Petrifying Wealth. ERC Advanced Grant.

On April, 14th, 2016, Dr. Ana Rodríguez as principal investigator ( IH –CCHS-CSIC) and Dr. Sandro Carocci as cobeneficiary (Università degli Studi di Roma Tor Vergata) have been awarded an Advanced Grant from the European Research Council ( ERC ) -a call for competitive scientific excellence of the European Union- endowed with 2.5 million euros. The grant has been made towards their research project on “Petrifying Wealth. The Southern European Shift to Collective Investment in Masonry as Identity , c.1050-1300” and will be used to analyze the structural changes in Europe that led to the birth of a new architectural landscape between the eleventh and thirteenth centuries characterized by the breadth and rapid dissemination of masonry.

Between the years 1050 and 1300 the European landscape turned to stone. It was a structural transformation that led to the birth of a new, long-lasting panorama and helped in the creation of individual, collective and regional identities: a landscape epitomising the way we see the space and territory of Europe. The project Petrifying Wealth seeks to rewrite the social history of the central Middle Ages, emphasizing the need to reassess from an untried perspective an element that has always been present in our vision of the period—the sudden ubiquity of masonry construction—but which has hardly been given the opportunity to provide in-depth explanations for complex social dynamics. A project that seeks to offer novel explanations to previously unasked questions about wealth, building, and collective identity.

The speed, extent, and systematization of the construction of churches, towers, castle walls, palaces, and houses within castles and cities provide evidence of an underlying, if unaddressed, issue. That is, it is precisely in the twelfth and thirteenth centuries that the structural link can most clearly be seen between both private and collective wealth, and the investment in stone structures built to last. The study of the shift involving new institutional dynamics, but also unprecedented social practices, as well as ideological concepts radically different from those that had prevailed until then, aims to break down assumptions that have naturalized this truly astonishing process while using as case studies the undervalued regions of southern Europe to explore the larger questions. By inverting the standard approach that sees the heart of the former Carolingian empire (present-day France and Germany) as the wellspring from which other “peripheral” territories drank, Dr. Ana Rodríguez and Dr. Sandro Carocci will undertake to bring new light to probe the greater meaning behind the process of masonry building as an investment in social identity in the central Middle Ages.

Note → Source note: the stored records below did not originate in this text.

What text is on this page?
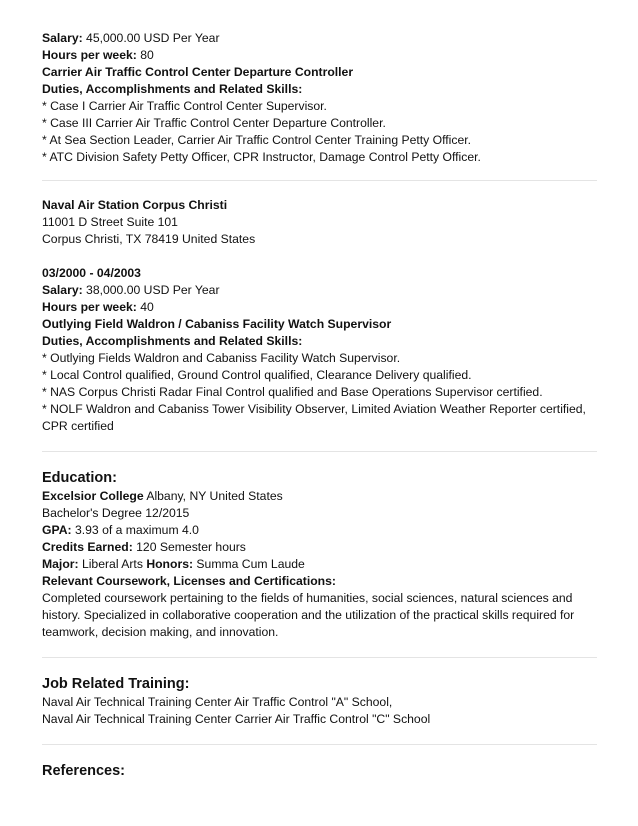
Salary: 45,000.00 USD Per Year
Hours per week: 80
Carrier Air Traffic Control Center Departure Controller
Duties, Accomplishments and Related Skills:
* Case I Carrier Air Traffic Control Center Supervisor.
* Case III Carrier Air Traffic Control Center Departure Controller.
* At Sea Section Leader, Carrier Air Traffic Control Center Training Petty Officer.
* ATC Division Safety Petty Officer, CPR Instructor, Damage Control Petty Officer.
Naval Air Station Corpus Christi
11001 D Street Suite 101
Corpus Christi, TX 78419 United States
03/2000 - 04/2003
Salary: 38,000.00 USD Per Year
Hours per week: 40
Outlying Field Waldron / Cabaniss Facility Watch Supervisor
Duties, Accomplishments and Related Skills:
* Outlying Fields Waldron and Cabaniss Facility Watch Supervisor.
* Local Control qualified, Ground Control qualified, Clearance Delivery qualified.
* NAS Corpus Christi Radar Final Control qualified and Base Operations Supervisor certified.
* NOLF Waldron and Cabaniss Tower Visibility Observer, Limited Aviation Weather Reporter certified,
CPR certified
Education:
Excelsior College Albany, NY United States
Bachelor's Degree 12/2015
GPA: 3.93 of a maximum 4.0
Credits Earned: 120 Semester hours
Major: Liberal Arts Honors: Summa Cum Laude
Relevant Coursework, Licenses and Certifications:
Completed coursework pertaining to the fields of humanities, social sciences, natural sciences and
history. Specialized in collaborative cooperation and the utilization of the practical skills required for
teamwork, decision making, and innovation.
Job Related Training:
Naval Air Technical Training Center Air Traffic Control "A" School,
Naval Air Technical Training Center Carrier Air Traffic Control "C" School
References:
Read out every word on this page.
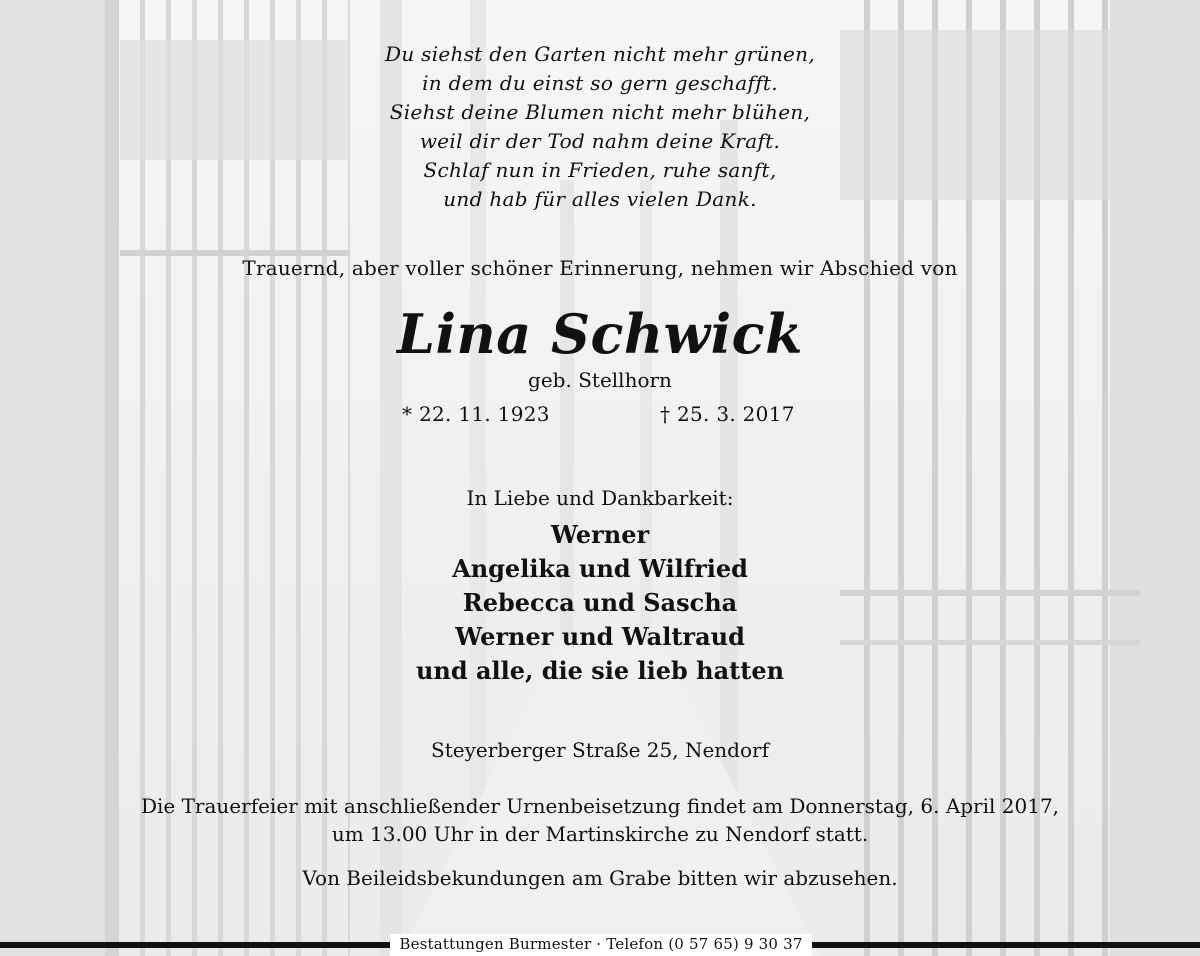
Du siehst den Garten nicht mehr grünen,
in dem du einst so gern geschafft.
Siehst deine Blumen nicht mehr blühen,
weil dir der Tod nahm deine Kraft.
Schlaf nun in Frieden, ruhe sanft,
und hab für alles vielen Dank.
Trauernd, aber voller schöner Erinnerung, nehmen wir Abschied von
Lina Schwick
geb. Stellhorn
* 22. 11. 1923	† 25. 3. 2017
In Liebe und Dankbarkeit:
Werner
Angelika und Wilfried
Rebecca und Sascha
Werner und Waltraud
und alle, die sie lieb hatten
Steyerberger Straße 25, Nendorf
Die Trauerfeier mit anschließender Urnenbeisetzung findet am Donnerstag, 6. April 2017,
um 13.00 Uhr in der Martinskirche zu Nendorf statt.
Von Beileidsbekundungen am Grabe bitten wir abzusehen.
Bestattungen Burmester · Telefon (0 57 65) 9 30 37
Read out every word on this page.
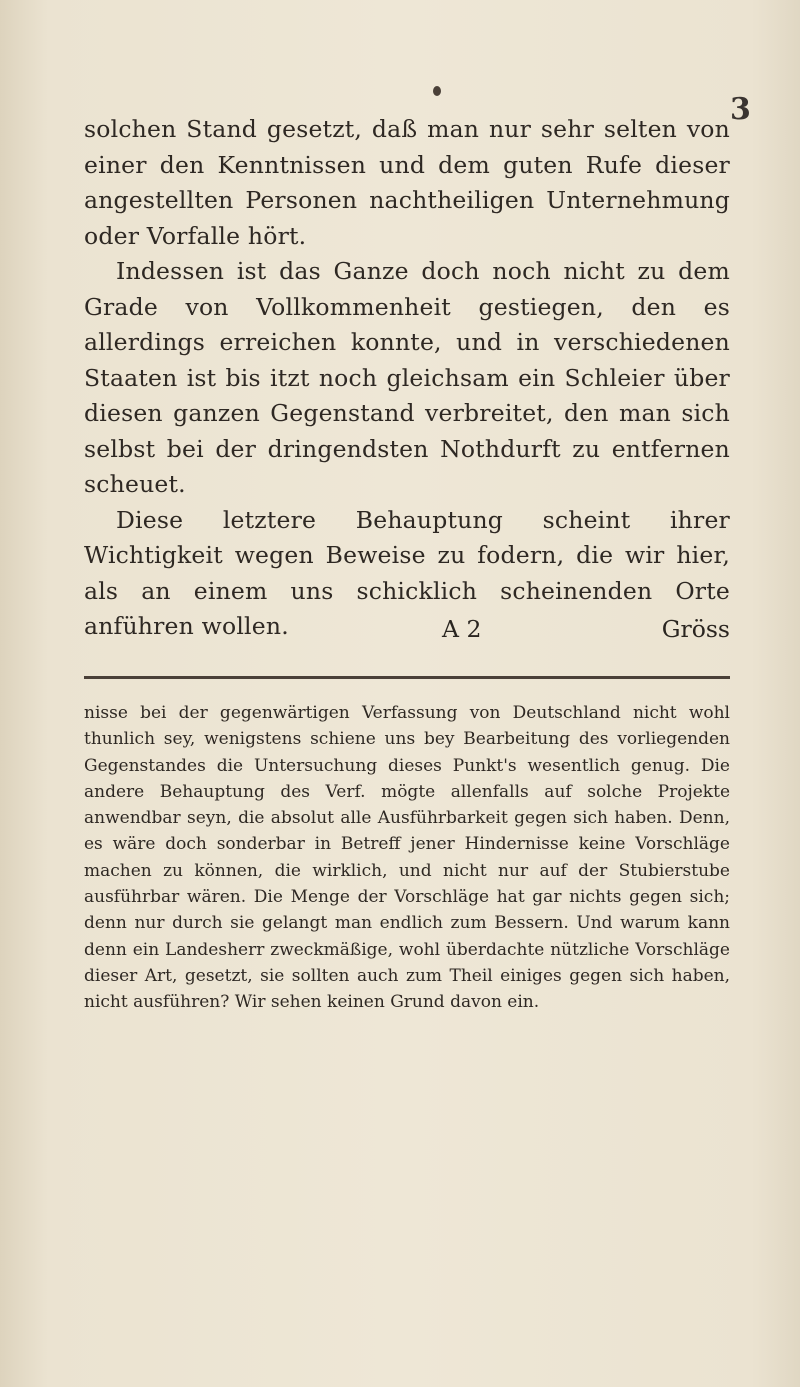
3

solchen Stand gesetzt, daß man nur sehr selten von einer den Kenntnissen und dem guten Rufe dieser angestellten Personen nachtheiligen Unternehmung oder Vorfalle hört.

Indessen ist das Ganze doch noch nicht zu dem Grade von Vollkommenheit gestiegen, den es allerdings erreichen konnte, und in verschiedenen Staaten ist bis itzt noch gleichsam ein Schleier über diesen ganzen Gegenstand verbreitet, den man sich selbst bei der dringendsten Nothdurft zu entfernen scheuet.

Diese letztere Behauptung scheint ihrer Wichtigkeit wegen Beweise zu fodern, die wir hier, als an einem uns schicklich scheinenden Orte anführen wollen.	A 2	Gröss

nisse bei der gegenwärtigen Verfassung von Deutschland nicht wohl thunlich sey, wenigstens schiene uns bey Bearbeitung des vorliegenden Gegenstandes die Untersuchung dieses Punkt's wesentlich genug. Die andere Behauptung des Verf. mögte allenfalls auf solche Projekte anwendbar seyn, die absolut alle Ausführbarkeit gegen sich haben. Denn, es wäre doch sonderbar in Betreff jener Hindernisse keine Vorschläge machen zu können, die wirklich, und nicht nur auf der Stubierstube ausführbar wären. Die Menge der Vorschläge hat gar nichts gegen sich; denn nur durch sie gelangt man endlich zum Bessern. Und warum kann denn ein Landesherr zweckmäßige, wohl überdachte nützliche Vorschläge dieser Art, gesetzt, sie sollten auch zum Theil einiges gegen sich haben, nicht ausführen? Wir sehen keinen Grund davon ein.
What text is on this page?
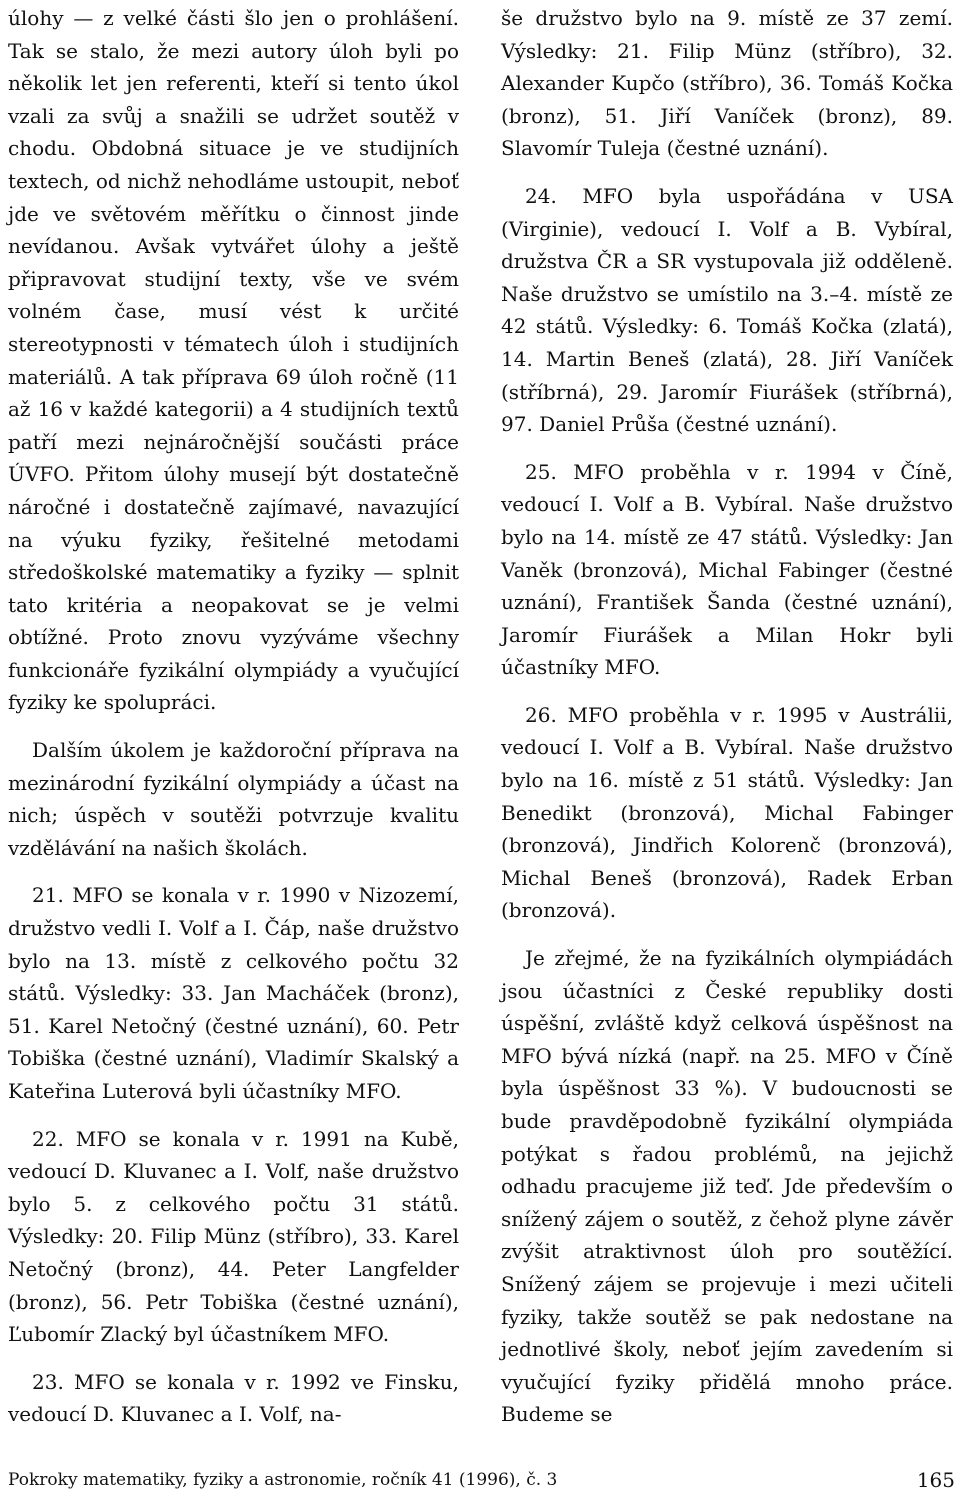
úlohy — z velké části šlo jen o prohlášení. Tak se stalo, že mezi autory úloh byli po několik let jen referenti, kteří si tento úkol vzali za svůj a snažili se udržet soutěž v chodu. Obdobná situace je ve studijních textech, od nichž nehodláme ustoupit, neboť jde ve světovém měřítku o činnost jinde nevídanou. Avšak vytvářet úlohy a ještě připravovat studijní texty, vše ve svém volném čase, musí vést k určité stereotypnosti v tématech úloh i studijních materiálů. A tak příprava 69 úloh ročně (11 až 16 v každé kategorii) a 4 studijních textů patří mezi nejnáročnější součásti práce ÚVFO. Přitom úlohy musejí být dostatečně náročné i dostatečně zajímavé, navazující na výuku fyziky, řešitelné metodami středoškolské matematiky a fyziky — splnit tato kritéria a neopakovat se je velmi obtížné. Proto znovu vyzýváme všechny funkcionáře fyzikální olympiády a vyučující fyziky ke spolupráci.

Dalším úkolem je každoroční příprava na mezinárodní fyzikální olympiády a účast na nich; úspěch v soutěži potvrzuje kvalitu vzdělávání na našich školách.

21. MFO se konala v r. 1990 v Nizozemí, družstvo vedli I. Volf a I. Čáp, naše družstvo bylo na 13. místě z celkového počtu 32 států. Výsledky: 33. Jan Macháček (bronz), 51. Karel Netočný (čestné uznání), 60. Petr Tobiška (čestné uznání), Vladimír Skalský a Kateřina Luterová byli účastníky MFO.

22. MFO se konala v r. 1991 na Kubě, vedoucí D. Kluvanec a I. Volf, naše družstvo bylo 5. z celkového počtu 31 států. Výsledky: 20. Filip Münz (stříbro), 33. Karel Netočný (bronz), 44. Peter Langfelder (bronz), 56. Petr Tobiška (čestné uznání), Ľubomír Zlacký byl účastníkem MFO.

23. MFO se konala v r. 1992 ve Finsku, vedoucí D. Kluvanec a I. Volf, na-

še družstvo bylo na 9. místě ze 37 zemí. Výsledky: 21. Filip Münz (stříbro), 32. Alexander Kupčo (stříbro), 36. Tomáš Kočka (bronz), 51. Jiří Vaníček (bronz), 89. Slavomír Tuleja (čestné uznání).

24. MFO byla uspořádána v USA (Virginie), vedoucí I. Volf a B. Vybíral, družstva ČR a SR vystupovala již odděleně. Naše družstvo se umístilo na 3.–4. místě ze 42 států. Výsledky: 6. Tomáš Kočka (zlatá), 14. Martin Beneš (zlatá), 28. Jiří Vaníček (stříbrná), 29. Jaromír Fiurášek (stříbrná), 97. Daniel Průša (čestné uznání).

25. MFO proběhla v r. 1994 v Číně, vedoucí I. Volf a B. Vybíral. Naše družstvo bylo na 14. místě ze 47 států. Výsledky: Jan Vaněk (bronzová), Michal Fabinger (čestné uznání), František Šanda (čestné uznání), Jaromír Fiurášek a Milan Hokr byli účastníky MFO.

26. MFO proběhla v r. 1995 v Austrálii, vedoucí I. Volf a B. Vybíral. Naše družstvo bylo na 16. místě z 51 států. Výsledky: Jan Benedikt (bronzová), Michal Fabinger (bronzová), Jindřich Kolorenč (bronzová), Michal Beneš (bronzová), Radek Erban (bronzová).

Je zřejmé, že na fyzikálních olympiádách jsou účastníci z České republiky dosti úspěšní, zvláště když celková úspěšnost na MFO bývá nízká (např. na 25. MFO v Číně byla úspěšnost 33 %). V budoucnosti se bude pravděpodobně fyzikální olympiáda potýkat s řadou problémů, na jejichž odhadu pracujeme již teď. Jde především o snížený zájem o soutěž, z čehož plyne závěr zvýšit atraktivnost úloh pro soutěžící. Snížený zájem se projevuje i mezi učiteli fyziky, takže soutěž se pak nedostane na jednotlivé školy, neboť jejím zavedením si vyučující fyziky přidělá mnoho práce. Budeme se

Pokroky matematiky, fyziky a astronomie, ročník 41 (1996), č. 3	165
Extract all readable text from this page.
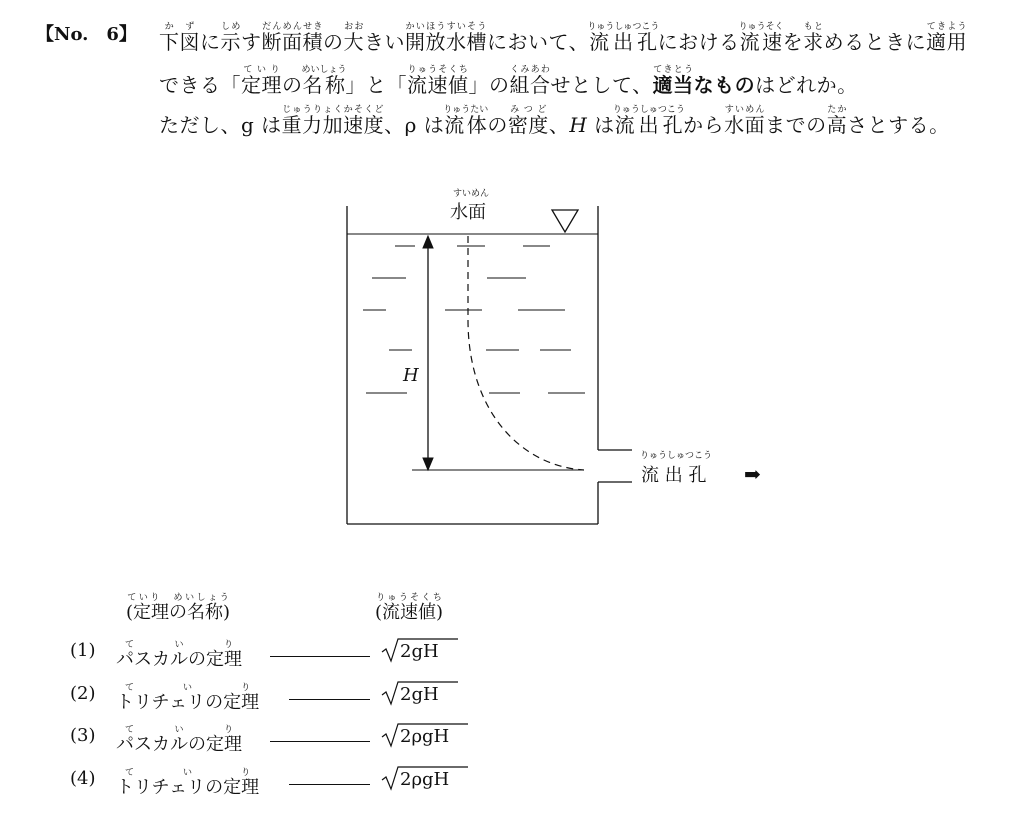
【No.　6】 下か図ずに示しめす断面積だんめんせきの大おおきい開放水槽かいほうすいそうにおいて、流出孔りゅうしゅつこうにおける流速りゅうそくを求もとめるときに適用てきよう
できる「定理ていりの名称めいしょう」と「流速値りゅうそくち」の組合くみあわせとして、適当てきとうなものはどれか。
ただし、g は重力加速度じゅうりょくかそくど、ρ は流体りゅうたいの密度みつど、H は流出孔りゅうしゅつこうから水面すいめんまでの高たかさとする。
すいめん
水面
H
りゅうしゅつこう
流 出 孔 ➡
(定理の名称)ていり　めいしょう
(流速値)りゅうそくち
(1) パスカルの定理ていり	2gH
(2) トリチェリの定理ていり	2gH
(3) パスカルの定理ていり	2ρgH
(4) トリチェリの定理ていり	2ρgH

The grant is joint with the Institute of History – CSIC (host institution) and the Università degli Studi Roma Tor Vergata (co-benefiary). Dr. Ana Rodríguez is currently Chief of the Department of Medieval Studies of the Institute of History, she specializes in Social History and coordinates PIMIC –ITN. Dr. Sandro Carocci, a renowed social historian, is Professor of Medieval History at the University of Roma or Vergata and also a member of the PIMIC project.